Abstract
Background/Aim: The limited efficacy of immune checkpoint inhibitors in colorectal cancer (CRC) is likely due to immunosuppressive mechanisms including T cell exhaustion caused by inhibitory immune checkpoints in the tumor microenvironment. Materials and Methods: We investigated the expression status of the inhibitory immune checkpoint receptors on tumor-infiltrating T cells and their ligands on tumor cells by flow cytometry and immunohistochemistry, using surgically-resected specimens of CRC. Results: Flow cytometry analysis indicated that TIM-3, TIGIT, and PD-1 were expressed on tumor-infiltrating CD4+ (8.3%, 56.0%, 26.1%) and CD8+ T cells (8.2%, 51.6%, 23.5%), and CRC cells abundantly expressed PD-L1, CEACAM-1, and CD155 (2.2%, 77.0%, 46.8%). Immunohistochemical analysis revealed that the tumor proportional score of PD-L1, CEACAM-1, and CD155 was 42.4%, 54.2%, and 52.1%, respectively. Conclusion: PD-1, TIM-3, and TIGIT axes may reduce T cell function in the CRC tumor microenvironment.
The treatment of colorectal cancer (CRC) has been remarkably advanced in recent years; however, CRC is still the third most prevalent cancer and the second leading cause of cancer-related deaths worldwide, according to the GLOBOCAN 2018 database (1). Immune checkpoint inhibitors (ICIs) targeting the programmed cell death protein-1 (PD-1) axis have recently become standard therapy in patients with metastatic CRC exhibiting microsatellite instability (MSI)-high (2-6); however, the population of MSI-high CRC patients accounts for approximately 4 to 5% of metastatic CRC patients (7-9).
It is well-known that immunotherapy targeting the PD-1 axis is ineffective in patients with MSI-low and microsatellite stable (MSS) CRC (10, 11). Furthermore, the response rate to the ICIs ranges from 30 to 60% in patients with MSI-high CRC, even though MSI-high CRC is an excellent target for immunotherapy with ICIs (2-5). Its limited efficacy is likely due to immunosuppressive mechanisms in the CRC tumor microenvironment, and the T cell exhaustion caused by the inhibitory immune checkpoints is a major immunosuppressive mechanism (12, 13).

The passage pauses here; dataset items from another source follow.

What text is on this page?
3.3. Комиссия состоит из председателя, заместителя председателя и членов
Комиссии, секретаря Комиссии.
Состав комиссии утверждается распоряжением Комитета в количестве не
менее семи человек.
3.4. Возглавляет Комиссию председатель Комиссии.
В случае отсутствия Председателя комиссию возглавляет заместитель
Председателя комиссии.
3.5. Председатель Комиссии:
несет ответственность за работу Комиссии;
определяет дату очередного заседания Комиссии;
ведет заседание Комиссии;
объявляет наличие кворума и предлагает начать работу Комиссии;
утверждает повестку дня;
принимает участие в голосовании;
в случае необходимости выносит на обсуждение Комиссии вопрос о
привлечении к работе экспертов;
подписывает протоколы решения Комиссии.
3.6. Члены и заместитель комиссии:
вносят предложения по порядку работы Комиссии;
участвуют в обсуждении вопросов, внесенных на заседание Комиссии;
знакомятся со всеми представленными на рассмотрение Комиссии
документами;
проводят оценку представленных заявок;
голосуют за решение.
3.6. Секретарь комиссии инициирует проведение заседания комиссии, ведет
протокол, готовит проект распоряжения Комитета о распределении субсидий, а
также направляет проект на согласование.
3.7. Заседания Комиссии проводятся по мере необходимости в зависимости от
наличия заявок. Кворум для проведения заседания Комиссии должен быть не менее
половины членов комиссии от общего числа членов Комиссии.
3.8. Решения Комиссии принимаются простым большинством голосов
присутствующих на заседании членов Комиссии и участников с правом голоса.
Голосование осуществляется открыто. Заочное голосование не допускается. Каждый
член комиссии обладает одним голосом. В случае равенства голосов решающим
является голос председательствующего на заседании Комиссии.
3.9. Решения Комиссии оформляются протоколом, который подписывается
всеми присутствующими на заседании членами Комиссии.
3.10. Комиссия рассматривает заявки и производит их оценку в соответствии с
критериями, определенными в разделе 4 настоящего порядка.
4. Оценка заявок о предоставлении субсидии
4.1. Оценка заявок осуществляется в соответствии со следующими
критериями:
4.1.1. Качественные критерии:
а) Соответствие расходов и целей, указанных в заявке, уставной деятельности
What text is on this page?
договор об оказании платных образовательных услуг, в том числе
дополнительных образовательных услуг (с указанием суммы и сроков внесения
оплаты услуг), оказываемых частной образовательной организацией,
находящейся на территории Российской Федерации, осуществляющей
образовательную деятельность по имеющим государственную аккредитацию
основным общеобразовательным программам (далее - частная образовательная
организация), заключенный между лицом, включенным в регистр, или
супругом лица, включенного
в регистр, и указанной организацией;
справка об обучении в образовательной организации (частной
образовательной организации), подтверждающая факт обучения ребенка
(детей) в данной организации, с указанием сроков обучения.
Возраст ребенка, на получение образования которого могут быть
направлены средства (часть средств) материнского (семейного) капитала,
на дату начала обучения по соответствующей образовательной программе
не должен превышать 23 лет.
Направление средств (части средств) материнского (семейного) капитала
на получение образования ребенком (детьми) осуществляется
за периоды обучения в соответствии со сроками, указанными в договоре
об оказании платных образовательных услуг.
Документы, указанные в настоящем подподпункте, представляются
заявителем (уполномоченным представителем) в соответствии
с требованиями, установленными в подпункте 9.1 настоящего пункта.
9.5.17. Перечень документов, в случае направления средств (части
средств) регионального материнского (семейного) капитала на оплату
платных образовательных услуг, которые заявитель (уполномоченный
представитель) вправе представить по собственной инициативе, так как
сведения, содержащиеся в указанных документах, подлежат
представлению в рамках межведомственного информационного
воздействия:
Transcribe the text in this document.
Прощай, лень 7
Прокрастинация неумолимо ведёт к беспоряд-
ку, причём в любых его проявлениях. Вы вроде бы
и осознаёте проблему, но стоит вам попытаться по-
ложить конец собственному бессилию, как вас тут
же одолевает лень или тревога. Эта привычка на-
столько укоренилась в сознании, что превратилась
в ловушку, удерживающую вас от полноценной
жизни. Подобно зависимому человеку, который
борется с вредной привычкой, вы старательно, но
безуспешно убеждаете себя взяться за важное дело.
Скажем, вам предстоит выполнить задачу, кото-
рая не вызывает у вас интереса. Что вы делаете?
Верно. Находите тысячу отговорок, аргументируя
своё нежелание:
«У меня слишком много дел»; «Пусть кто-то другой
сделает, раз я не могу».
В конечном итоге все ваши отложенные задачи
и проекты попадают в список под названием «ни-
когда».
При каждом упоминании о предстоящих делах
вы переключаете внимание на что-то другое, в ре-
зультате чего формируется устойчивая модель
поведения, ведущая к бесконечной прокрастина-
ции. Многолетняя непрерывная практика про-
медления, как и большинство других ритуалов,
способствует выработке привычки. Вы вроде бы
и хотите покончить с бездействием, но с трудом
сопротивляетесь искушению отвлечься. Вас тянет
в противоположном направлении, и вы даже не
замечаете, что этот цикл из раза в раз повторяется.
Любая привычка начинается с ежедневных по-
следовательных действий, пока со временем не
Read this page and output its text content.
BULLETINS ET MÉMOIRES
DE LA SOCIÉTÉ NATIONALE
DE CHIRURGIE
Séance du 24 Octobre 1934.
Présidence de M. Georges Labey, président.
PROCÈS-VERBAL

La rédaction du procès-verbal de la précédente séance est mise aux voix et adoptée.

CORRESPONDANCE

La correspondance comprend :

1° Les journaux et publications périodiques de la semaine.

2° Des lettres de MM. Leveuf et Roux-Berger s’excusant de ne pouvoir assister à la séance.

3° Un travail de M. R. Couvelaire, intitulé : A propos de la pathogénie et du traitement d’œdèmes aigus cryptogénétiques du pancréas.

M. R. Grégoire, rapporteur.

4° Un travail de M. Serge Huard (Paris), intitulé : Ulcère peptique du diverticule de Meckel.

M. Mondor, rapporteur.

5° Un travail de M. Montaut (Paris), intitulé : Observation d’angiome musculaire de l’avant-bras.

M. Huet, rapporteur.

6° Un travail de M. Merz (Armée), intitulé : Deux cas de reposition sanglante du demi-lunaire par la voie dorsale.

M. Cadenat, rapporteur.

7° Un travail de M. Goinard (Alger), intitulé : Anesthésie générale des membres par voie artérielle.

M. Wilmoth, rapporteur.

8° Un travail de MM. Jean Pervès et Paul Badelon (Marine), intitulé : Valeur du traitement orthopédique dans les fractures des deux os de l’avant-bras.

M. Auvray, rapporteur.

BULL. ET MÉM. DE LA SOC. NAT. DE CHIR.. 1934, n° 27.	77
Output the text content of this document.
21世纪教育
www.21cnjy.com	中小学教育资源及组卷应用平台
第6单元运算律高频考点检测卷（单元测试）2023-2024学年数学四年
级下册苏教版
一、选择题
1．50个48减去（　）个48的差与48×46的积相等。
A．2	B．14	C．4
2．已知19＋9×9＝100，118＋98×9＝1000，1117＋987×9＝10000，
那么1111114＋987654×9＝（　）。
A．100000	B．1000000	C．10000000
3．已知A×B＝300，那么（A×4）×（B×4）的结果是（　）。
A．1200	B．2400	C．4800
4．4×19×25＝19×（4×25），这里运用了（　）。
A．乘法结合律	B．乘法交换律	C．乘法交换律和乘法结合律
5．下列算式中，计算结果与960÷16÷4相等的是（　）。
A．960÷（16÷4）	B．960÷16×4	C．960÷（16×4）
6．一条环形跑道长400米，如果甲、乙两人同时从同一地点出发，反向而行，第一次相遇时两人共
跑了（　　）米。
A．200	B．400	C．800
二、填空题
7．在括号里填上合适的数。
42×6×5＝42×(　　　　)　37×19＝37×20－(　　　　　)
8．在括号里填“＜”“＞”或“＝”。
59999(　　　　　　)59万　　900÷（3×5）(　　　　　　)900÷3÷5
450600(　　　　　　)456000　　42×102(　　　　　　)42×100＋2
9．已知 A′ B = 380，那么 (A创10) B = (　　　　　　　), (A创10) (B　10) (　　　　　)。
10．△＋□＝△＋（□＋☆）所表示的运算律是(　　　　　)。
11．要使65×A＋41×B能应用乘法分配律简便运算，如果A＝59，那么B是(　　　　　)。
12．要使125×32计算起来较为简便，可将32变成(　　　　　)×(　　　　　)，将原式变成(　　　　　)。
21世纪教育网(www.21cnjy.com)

The most promising inhibitory immune checkpoint receptors for cancer immunotherapy are cytotoxic T-lymphocyte-associated protein-4 (CTLA-4), PD-1, T-cell immunoglobulin-3 (TIM-3), lymphocyte activation gene 3 (LAG-3), and T-cell immunoglobulin and ITIM domain (TIGIT). These receptors are expressed on immune cells including activated T cells, whereas their ligands are expressed in immune cells and tumor cells (12, 14). CTLA-4 mainly inhibits immune cells in lymph nodes, and its ligands are expressed only on antigen-presenting cells. However, the other receptors that regulate immune cells, especially exhausted effector T cells around the tumor, and their ligands are expressed on tumor cells as well as antigen-presenting cells (12, 14). Currently, the combination of anti-PD-1 monoclonal antibody (mAb) with ICIs targeting TIM-3, LAG-3, and TIGIT in advanced solid tumors including CRC are being explored in clinical trials (NCT03446040, NCT02966548 and NCT02964013). To improve the efficacy of immunotherapy with ICIs in CRC including MSI-high, MSI-low and MSS, it is crucial to reveal the expression status of these inhibitory immune checkpoint receptors on T cells and their ligands on tumor cells in the tumor microenvironment. Although some reports have shown evidence of expression of the inhibitory immune checkpoint receptors and ligands, the expression status in the tumor microenvironment of CRC patients has not yet been elucidated in detail (15-17). Therefore, in this study, we evaluated the expression of PD-1, TIM-3, LAG-3, and TIGIT on tumor-infiltrating T cells and the expression of their ligands, including programmed death ligand-1 (PD-L1), PD-L2, carcinoembryonic antigen-related adhesion molecule-1 (CEACAM-1), CD155, and lymph node sinusoidal endothelial cell C-type lectin (LSECtin), on tumor cells in CRC using freshly isolated clinical samples and formalin-fixed paraffin-embedded tissue samples from the same patient. We also evaluated the correlation between the expression of inhibitory receptors and between that of their ligands by interrogating The Cancer Genome Atlas (TCGA) colorectal adenocarcinoma dataset.
Materials and Methods
Patients and clinical samples. The inclusion criteria were patients who underwent surgery for CRC at Fukushima Medical University Hospital between April 2019 and July 2020. Since the preoperative application of a self-expanding metal stent induces local inflammation and we needed 1-2 cm3 samples for flow cytometry analysis, the exclusion criteria were preoperative stent application and a tumor of which diameter was 3 cm or less (18). Clinical samples, including fleshly surgically-resected samples and formalin-fixed paraffin-embedded whole tissue samples, from all enrolled patients were subjected to flow cytometry and immunohistochemistry (IHC) staining. Surgically-resected tissues of normal mucosa, tumor, and lymph node were digested as previously described, and the collected cells from these samples were used for flow cytometric analysis (18).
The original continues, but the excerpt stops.